Fitoremediasyon veya çevredeki toksinleri temizlemek için bitkilerin kullanılması, nükleer felaketin yakındaki toprak ve suyu radyoaktif elementler sezyum ve stronsiyumla ağırlaştırdığı Çernobil'de büyük bir başarıydı. İşlem, izotopların, ayçiçeğinin doğal olarak emeceği besinleri "taklit ettiği" için işe yarıyor - sezyum, bitkilerin fotosentez için ihtiyaç duyduğu potasyumu ve yapısal destek sağlayan kalsiyum için stronsiyum geçişlerini taklit eder.
Blaylock, "Su için çok etkiliydi. Toprak biraz farklı bir konu çünkü topraktaki sezyum biraz zorludur.

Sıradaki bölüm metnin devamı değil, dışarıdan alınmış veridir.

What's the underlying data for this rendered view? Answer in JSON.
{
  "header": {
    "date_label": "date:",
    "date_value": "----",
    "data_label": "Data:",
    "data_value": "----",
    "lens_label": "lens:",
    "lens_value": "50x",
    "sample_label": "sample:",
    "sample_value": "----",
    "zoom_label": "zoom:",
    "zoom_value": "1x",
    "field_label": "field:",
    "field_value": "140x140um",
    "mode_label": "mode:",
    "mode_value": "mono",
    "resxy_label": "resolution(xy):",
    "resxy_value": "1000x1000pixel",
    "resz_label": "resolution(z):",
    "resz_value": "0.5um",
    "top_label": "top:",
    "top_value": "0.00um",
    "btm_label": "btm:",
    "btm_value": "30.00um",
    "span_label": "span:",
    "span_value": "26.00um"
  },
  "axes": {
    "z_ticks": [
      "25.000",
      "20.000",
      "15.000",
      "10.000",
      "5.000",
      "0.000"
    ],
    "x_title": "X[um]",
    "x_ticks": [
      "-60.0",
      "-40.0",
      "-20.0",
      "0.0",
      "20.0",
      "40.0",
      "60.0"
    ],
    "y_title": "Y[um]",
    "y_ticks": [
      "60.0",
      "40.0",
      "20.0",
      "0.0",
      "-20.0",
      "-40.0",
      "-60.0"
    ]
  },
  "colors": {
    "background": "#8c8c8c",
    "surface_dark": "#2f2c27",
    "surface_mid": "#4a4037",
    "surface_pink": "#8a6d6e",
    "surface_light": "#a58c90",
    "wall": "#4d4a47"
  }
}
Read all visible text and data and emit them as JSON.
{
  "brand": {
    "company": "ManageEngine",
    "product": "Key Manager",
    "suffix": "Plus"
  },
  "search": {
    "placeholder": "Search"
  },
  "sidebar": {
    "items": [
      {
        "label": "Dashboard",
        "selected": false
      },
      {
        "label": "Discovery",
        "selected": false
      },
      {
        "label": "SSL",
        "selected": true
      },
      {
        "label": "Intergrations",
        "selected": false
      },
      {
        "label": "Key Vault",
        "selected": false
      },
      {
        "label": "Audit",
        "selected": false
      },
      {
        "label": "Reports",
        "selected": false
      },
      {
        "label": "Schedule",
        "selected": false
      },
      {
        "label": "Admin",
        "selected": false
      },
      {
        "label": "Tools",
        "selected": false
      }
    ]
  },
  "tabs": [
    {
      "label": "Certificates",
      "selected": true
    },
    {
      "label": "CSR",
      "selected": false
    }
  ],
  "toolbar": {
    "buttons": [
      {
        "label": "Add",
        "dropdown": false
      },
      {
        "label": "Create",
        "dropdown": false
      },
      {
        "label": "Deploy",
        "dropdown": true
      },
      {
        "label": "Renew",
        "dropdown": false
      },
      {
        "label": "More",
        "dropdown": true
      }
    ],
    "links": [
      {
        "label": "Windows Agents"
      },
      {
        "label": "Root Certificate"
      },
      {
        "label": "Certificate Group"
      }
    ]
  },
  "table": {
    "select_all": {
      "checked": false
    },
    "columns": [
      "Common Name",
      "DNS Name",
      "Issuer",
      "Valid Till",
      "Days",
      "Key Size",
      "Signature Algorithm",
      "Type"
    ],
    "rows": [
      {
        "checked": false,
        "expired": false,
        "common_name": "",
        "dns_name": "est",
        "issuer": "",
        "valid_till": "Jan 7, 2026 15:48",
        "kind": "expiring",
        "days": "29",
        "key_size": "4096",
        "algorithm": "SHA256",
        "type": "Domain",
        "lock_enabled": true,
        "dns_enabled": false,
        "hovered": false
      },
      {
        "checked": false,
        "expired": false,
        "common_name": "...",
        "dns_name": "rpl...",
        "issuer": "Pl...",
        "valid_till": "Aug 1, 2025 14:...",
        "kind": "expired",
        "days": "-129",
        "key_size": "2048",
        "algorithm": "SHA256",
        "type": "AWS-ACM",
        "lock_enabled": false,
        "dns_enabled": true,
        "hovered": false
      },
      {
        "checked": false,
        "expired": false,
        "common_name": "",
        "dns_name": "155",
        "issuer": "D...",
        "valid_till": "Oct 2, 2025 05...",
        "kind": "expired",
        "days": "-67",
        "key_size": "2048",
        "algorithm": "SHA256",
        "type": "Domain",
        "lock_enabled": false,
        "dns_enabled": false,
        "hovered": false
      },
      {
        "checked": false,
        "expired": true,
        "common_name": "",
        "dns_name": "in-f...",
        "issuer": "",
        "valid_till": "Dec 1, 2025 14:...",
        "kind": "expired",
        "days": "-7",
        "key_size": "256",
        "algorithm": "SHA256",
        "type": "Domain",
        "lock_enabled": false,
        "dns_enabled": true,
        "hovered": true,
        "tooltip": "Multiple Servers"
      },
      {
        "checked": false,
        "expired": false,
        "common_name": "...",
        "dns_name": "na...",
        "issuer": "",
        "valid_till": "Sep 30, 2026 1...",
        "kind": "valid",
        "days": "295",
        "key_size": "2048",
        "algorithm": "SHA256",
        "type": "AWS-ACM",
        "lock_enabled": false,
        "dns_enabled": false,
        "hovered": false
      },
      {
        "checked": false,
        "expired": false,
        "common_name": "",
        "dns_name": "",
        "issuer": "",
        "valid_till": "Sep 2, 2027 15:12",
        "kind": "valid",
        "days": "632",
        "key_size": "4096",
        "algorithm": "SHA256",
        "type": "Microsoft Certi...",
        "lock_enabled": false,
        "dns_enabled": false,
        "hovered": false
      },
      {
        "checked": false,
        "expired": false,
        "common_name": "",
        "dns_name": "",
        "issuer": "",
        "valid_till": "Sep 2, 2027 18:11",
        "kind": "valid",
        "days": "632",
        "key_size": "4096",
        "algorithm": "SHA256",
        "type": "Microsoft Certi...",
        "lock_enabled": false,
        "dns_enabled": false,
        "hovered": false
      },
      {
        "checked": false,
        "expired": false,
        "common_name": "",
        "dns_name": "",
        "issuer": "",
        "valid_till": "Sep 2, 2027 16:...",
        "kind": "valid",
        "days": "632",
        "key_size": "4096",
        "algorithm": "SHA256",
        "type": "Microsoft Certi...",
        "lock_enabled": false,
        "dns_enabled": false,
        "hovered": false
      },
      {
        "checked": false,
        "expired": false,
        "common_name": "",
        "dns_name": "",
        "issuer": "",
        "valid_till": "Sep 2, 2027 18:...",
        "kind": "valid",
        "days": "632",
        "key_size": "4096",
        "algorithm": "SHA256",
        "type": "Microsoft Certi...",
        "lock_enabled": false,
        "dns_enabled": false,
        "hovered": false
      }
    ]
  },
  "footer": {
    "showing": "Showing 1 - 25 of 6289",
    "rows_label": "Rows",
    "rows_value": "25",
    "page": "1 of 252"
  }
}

Fakat doğru koşullar altında, bu kirleticileri topraktan [Fukushima'da] uzaklaştırmada etkili olabilirler" diyor.
Ne yazık ki, Çernobil'deki başarıya rağmen,
Fukushima'daki fitoremediasyon çabaları sonunda
bir başarısızlık olarak kabul edildi. Deney hakkında çok fazla
literatür yok, ancak yapılan birkaç analiz, topraktaki radyoaktif
izotop seviyelerini etkili bir şekilde azaltabilecek herhangi bir
bitki bulamadı.
Çernobil'deki Başarı Neden Tekrarlanamadı?
Yine de bunun belirli bir noktaya kadar şaşırtıcı olmadığı söylenebilir. Fukushima ve Çernobil arasındaki farkların çok fazla olması deneylerin aynı şekilde sonuçlanmasını beklememiz anlamına geliyor.
Blaylock'un belirttiğine göre "Bildiğiniz gibi Çernobil'e olaydan birkaç yıl sonra geldik. Ve bu, sezyumun toprağa yerleşmesi için bolca zaman verdi ve [bu çalışma] toprak türlerine çok fazla bağlı. Yani, mika içeriği çok yüksek olan topraklar, bazı killer, sezyum yerleştiğinde sezyumu çıkarmak çok zor olacak."
Ancak ayçiçekleri Fukushima'yı nükleer serpintiden kurtaramasa da, toparlanmaya başka şekillerde yardımcı oldular. Yerel köylü Tomoe, memleketi harap olduktan sonra Reuters'e verdiği demeçte, "Çiçekleri toplamaya gelen yüzlerce yerliyle çok meşguldük" dedi ve ekledi: "Radyasyonu unutmama yardımcı oluyor."